Problem
When teams lack a structured workflow, updates are delayed or forgotten. Without a clear process, content becomes fragmented and formatting becomes inconsistent. Technical writers spend more time resolving merge conflicts than writing high-quality content.
Why it matters
Without a formal process, documentation quickly becomes outdated. If updating documentation requires waiting on a slow software release cycle, guides will remain out of sync with product features. This leads to user frustration and increased support volume.
Approach
Decouple documentation deployments from software release cycles. Adopt the same reliable processes used in software engineering (Branches → Pull Requests → CI/CD Previews). docmd’s lightweight nature allows teams to treat “documentation as code” with minimal overhead.
Implementation
1. Repository Strategy
Choose the strategy that best fits your organisational structure:
- Monorepo Strategy: Keep a
/docsfolder within your main application repository. This ensures documentation changes merge in the same Pull Request as the code they describe. - Separate Repository Strategy: Best for large organisations or open-source projects where a dedicated team manages documentation independently.
2. Validation with CI/CD
Integrate docmd into your CI/CD pipeline to ensure every update is technically sound. At a minimum, your pipeline should run the build command to check for syntax errors and configuration issues.
# Example validation step in GitHub Actions
- name: Validate Documentation
run: npm install && npx @docmd/core build
See the GitHub Actions Guide for detailed setup instructions.

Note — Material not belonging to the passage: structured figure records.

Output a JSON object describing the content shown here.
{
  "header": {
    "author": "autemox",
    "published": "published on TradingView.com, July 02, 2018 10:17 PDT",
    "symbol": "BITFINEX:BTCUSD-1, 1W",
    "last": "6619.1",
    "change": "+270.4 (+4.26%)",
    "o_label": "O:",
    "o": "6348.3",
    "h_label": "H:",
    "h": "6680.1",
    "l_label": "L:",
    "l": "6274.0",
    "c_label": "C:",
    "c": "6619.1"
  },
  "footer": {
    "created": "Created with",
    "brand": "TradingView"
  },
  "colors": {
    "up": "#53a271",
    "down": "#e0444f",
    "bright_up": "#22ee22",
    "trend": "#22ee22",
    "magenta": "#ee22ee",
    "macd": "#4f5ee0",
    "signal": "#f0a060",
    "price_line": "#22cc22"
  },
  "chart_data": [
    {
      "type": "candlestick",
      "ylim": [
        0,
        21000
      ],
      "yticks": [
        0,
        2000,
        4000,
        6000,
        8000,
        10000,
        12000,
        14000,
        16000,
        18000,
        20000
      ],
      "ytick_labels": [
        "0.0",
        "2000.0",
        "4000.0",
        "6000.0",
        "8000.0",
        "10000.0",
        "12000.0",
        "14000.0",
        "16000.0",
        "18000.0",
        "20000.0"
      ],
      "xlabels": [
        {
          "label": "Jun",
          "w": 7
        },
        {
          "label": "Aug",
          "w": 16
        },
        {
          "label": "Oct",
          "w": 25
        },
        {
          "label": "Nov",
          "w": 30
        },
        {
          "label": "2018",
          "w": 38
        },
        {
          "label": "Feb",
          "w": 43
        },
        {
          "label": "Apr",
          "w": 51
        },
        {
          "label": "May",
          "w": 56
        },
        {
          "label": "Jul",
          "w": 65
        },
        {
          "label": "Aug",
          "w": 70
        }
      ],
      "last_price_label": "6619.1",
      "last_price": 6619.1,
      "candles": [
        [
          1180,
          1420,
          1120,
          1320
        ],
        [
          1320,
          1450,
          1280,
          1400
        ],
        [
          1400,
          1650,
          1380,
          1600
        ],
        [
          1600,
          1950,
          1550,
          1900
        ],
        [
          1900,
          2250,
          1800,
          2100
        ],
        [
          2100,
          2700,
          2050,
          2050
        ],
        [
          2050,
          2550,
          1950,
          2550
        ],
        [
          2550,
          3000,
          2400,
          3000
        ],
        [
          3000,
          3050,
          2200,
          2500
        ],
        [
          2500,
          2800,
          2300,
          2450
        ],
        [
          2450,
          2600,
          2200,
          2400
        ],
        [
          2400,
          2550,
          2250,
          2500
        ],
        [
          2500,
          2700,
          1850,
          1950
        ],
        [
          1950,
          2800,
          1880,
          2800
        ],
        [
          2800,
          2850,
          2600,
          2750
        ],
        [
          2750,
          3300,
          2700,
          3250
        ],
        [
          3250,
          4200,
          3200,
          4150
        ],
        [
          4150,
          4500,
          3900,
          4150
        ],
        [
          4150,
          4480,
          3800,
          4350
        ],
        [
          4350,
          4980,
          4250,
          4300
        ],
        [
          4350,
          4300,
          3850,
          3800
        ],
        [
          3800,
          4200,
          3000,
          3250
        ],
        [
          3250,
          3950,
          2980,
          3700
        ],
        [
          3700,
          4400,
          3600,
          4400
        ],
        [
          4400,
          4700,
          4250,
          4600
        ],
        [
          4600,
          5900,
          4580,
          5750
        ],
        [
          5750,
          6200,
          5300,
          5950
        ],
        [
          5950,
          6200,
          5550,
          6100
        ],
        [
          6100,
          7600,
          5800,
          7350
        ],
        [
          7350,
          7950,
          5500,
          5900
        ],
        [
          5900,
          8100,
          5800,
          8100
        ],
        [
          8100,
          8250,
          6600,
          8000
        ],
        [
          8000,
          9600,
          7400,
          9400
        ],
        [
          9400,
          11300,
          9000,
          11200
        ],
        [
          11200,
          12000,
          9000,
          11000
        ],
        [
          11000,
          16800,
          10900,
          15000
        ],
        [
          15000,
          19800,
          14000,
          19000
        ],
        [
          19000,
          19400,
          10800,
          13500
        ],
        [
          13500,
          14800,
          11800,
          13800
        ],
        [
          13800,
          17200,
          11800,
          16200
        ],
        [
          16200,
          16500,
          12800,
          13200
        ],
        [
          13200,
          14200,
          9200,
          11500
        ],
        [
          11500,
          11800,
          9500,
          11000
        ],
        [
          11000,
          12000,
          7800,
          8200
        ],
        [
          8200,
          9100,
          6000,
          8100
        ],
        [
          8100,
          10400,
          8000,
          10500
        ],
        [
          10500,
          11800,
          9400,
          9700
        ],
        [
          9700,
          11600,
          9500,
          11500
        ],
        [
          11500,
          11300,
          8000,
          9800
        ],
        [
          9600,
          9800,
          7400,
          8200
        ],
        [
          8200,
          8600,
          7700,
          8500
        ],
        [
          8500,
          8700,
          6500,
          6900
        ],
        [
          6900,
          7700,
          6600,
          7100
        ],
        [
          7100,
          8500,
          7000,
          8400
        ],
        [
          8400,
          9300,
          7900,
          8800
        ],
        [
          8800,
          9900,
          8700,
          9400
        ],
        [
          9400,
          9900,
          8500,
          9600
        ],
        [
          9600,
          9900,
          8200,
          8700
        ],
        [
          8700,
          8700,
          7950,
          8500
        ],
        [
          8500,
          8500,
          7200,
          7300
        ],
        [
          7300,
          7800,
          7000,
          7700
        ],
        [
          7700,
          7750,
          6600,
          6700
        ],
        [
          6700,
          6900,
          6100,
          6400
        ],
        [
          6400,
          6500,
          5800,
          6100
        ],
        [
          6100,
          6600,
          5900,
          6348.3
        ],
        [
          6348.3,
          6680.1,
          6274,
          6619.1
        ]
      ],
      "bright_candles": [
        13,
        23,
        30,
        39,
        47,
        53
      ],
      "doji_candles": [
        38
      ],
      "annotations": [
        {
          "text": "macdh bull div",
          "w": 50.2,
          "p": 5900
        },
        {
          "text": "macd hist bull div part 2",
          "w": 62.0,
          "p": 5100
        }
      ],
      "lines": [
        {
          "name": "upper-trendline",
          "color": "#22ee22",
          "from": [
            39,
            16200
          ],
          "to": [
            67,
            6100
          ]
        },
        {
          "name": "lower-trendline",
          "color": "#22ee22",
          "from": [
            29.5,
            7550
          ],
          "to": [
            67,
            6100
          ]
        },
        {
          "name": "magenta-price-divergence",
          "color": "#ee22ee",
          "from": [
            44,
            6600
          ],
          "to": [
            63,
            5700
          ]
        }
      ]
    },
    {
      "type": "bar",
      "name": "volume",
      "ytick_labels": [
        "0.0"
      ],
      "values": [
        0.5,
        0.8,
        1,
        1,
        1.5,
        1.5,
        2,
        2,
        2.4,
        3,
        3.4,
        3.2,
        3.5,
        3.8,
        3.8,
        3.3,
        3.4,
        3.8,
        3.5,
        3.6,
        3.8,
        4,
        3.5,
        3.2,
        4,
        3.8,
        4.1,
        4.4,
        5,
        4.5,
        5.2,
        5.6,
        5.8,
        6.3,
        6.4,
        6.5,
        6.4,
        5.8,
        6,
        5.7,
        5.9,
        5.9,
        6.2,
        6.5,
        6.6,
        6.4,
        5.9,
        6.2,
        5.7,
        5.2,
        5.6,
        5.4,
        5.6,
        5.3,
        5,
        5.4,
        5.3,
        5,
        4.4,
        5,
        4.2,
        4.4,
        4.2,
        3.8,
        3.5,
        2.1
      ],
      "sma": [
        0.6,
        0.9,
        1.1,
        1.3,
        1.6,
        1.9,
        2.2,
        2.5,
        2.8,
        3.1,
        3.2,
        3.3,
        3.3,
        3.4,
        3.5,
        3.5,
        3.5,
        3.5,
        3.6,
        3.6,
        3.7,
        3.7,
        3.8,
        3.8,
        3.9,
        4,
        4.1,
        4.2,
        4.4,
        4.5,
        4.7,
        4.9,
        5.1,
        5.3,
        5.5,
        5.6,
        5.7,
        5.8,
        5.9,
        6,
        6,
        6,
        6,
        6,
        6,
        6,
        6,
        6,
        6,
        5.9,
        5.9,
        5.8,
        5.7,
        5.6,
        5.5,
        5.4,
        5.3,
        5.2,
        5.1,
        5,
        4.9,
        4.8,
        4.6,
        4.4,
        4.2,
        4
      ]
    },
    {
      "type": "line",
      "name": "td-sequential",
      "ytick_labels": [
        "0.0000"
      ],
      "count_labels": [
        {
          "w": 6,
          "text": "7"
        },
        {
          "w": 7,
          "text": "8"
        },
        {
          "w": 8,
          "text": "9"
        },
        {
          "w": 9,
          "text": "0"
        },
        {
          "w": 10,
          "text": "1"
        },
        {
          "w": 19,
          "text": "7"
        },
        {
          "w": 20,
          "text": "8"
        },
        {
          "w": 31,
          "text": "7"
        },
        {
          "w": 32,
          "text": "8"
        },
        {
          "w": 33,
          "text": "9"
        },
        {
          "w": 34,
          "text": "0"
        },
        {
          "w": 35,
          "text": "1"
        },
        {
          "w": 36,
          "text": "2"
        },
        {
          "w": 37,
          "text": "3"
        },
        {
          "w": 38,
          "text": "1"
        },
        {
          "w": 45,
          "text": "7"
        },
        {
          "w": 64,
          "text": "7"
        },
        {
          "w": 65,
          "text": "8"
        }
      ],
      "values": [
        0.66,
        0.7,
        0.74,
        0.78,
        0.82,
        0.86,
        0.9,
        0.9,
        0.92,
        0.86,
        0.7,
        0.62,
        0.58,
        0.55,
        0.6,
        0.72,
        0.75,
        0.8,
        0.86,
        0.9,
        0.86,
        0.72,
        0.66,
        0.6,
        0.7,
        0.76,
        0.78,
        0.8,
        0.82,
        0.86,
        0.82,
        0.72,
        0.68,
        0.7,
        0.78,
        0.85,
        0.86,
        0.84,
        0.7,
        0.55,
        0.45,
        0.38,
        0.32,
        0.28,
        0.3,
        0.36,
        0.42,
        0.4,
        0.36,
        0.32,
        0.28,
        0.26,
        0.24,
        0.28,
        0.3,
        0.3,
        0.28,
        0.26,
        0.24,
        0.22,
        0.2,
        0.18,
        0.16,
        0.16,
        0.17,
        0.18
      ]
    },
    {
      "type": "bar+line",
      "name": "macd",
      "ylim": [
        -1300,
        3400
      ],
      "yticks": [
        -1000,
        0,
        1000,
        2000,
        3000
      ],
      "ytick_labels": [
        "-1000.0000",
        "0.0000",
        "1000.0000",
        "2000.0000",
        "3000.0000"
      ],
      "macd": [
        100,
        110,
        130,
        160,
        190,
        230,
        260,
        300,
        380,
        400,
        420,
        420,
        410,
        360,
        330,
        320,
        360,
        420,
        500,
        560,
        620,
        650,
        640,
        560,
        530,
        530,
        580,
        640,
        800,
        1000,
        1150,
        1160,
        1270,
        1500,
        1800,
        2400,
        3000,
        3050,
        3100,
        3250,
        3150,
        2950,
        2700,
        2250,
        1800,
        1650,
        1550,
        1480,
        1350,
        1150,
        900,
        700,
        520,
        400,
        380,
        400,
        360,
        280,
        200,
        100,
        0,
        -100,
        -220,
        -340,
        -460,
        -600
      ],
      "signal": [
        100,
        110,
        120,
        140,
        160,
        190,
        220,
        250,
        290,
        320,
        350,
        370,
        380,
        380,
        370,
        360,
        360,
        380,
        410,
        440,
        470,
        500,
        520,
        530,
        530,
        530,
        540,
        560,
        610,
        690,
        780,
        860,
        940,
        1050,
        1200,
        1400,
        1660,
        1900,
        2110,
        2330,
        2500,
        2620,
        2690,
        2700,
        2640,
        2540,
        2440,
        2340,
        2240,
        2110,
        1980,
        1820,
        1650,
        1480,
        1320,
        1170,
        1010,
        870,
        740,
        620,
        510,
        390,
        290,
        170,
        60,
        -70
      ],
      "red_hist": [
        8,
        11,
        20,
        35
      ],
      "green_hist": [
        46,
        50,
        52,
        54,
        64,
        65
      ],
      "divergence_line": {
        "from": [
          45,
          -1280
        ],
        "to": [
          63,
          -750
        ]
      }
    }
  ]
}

3. Collaborative Review Process
Establish a culture of peer review for all documentation updates. Use Pull Requests to discuss changes, verify formatting, and ensure technical accuracy. Use the Threads Plugin to facilitate discussions directly on the rendered content.
Trade-offs
Adopting a “docs-as-code” workflow can create a barrier for non-technical contributors who may find Git and Markdown intimidating. To mitigate this, consider using GitHub’s built-in web editor for minor fixes. Alternatively, use the Live Preview feature to provide a visual and intuitive authoring experience.